I know that sentiment is generally seen as anathema to the conventional artistic credo of "don't give a fuck" - but I'm not convinced of its universal value. I am certainly not advocating any attempt to please anyone in an artistically castrating kind of way, but there has to be some validity, if not value, in respecting the humanity of the person behind the image. There is obvious artistic value to exposing the ravages of our cultural psyche in images such as Richard Prince's photograph, but these images do not only function as mirrors of our culture. For those trapped within the image, they are mirrors of individual souls, exposed, vulnerable, for all to see.

Not The Same

My latest painting: 45" x 33", oil on canvas (no title as of yet)

Untitled, 45" x 33", oil on canvas, Amanda Clyne

Technically, my process is to (1) take a photograph, (2) turn it into a type of painting that (3) I photograph, and then (4) turn into an actual painting, which (5) I then photograph in order to show it to a remote audience. And yet, the point of my work is largely lost when not experienced in the flesh. For me, the work of art that I produce is complete after step 4. Step 5 is merely out of necessity (and desire) to share my work with more people. But the experience of the painting is so different to this digitally distributed image - the scale of the work to the human body, the sensuousness of the oil paint, the warmth of the light and color, the varying views when close up or far away. So much of the experience is lost when re-converted back into a photographed image. I always want a constant disclaimer on my photographed work: " It looks different in real life." Real life. If more people see work as a photographed painting on a screen, is that not the "real life" with which I am forced to contend? Do paintings have a greater significance as paintings or as photographs of painted images - and if so, must we paint for the screen experience rather than the human experience, or is there still value in anticipating and working toward a physical confrontation between viewer and painting?

My Sesame Street Theory

"...an encounter between persons and forms [is] in truth an encounter between persons - the maker and the receiver." (from Susan Stewart's "The Open Studio")

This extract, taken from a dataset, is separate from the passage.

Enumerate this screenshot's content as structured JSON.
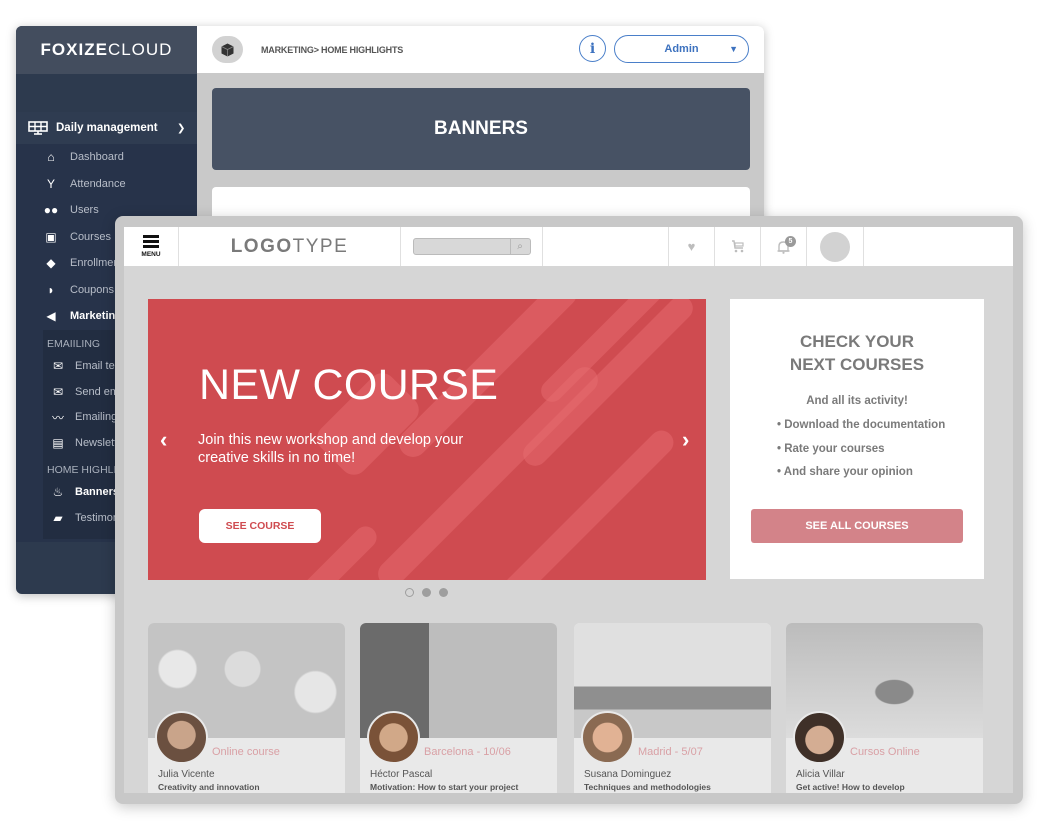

That was the opening to my first artist talk that I delivered to employees at Daimler Financial on Thursday. It was an amazing opportunity to reflect on the developments in my art and life over the past few years, and share my passion for art. It affirmed to me once again that being a viewer of art is in itself a creative exercise, and that the experience of art is a dynamic conversation, and hopefully connection, between artist and viewer.

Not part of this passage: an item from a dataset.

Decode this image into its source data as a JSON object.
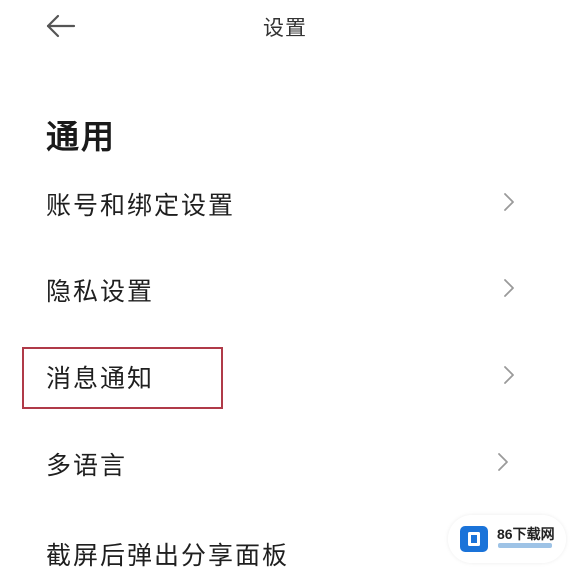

The employees' response to the talk was amazing - the best compliment for me was that they appreciated how "accessible" I was. We talked about how a lot of artists try to build an aura of artistic "genius" by deliberately making themselves inaccessible. It is as if "accessible" in the art world has come to be synonymous with "mediocre". (I began to discuss this idea in my earlier blog posting "Over-Exposure".) But every time that I speak to people who love art and yet don't have a background in art and art theory, I am constantly struck at how much they want to understand more, and how remote the world of art seems to them. Does it really have to be that way? I work hard in my own practice to engage with the more complex ideas that the experience of art raises, but I am cautious to not make the visual experience of my work alienating. I want those viewers who are not necessarily familiar with the references and theories that I'm grappling with to still be drawn in - seduced - by the beauty of the image, the sensuality of the paint, and the ambiguity of the distortions. I think of it as my Sesame Street theory of art - I want my work to connect with "the kids" just as much as "the parents". Because until relatively recently, I was one of "the kids" too.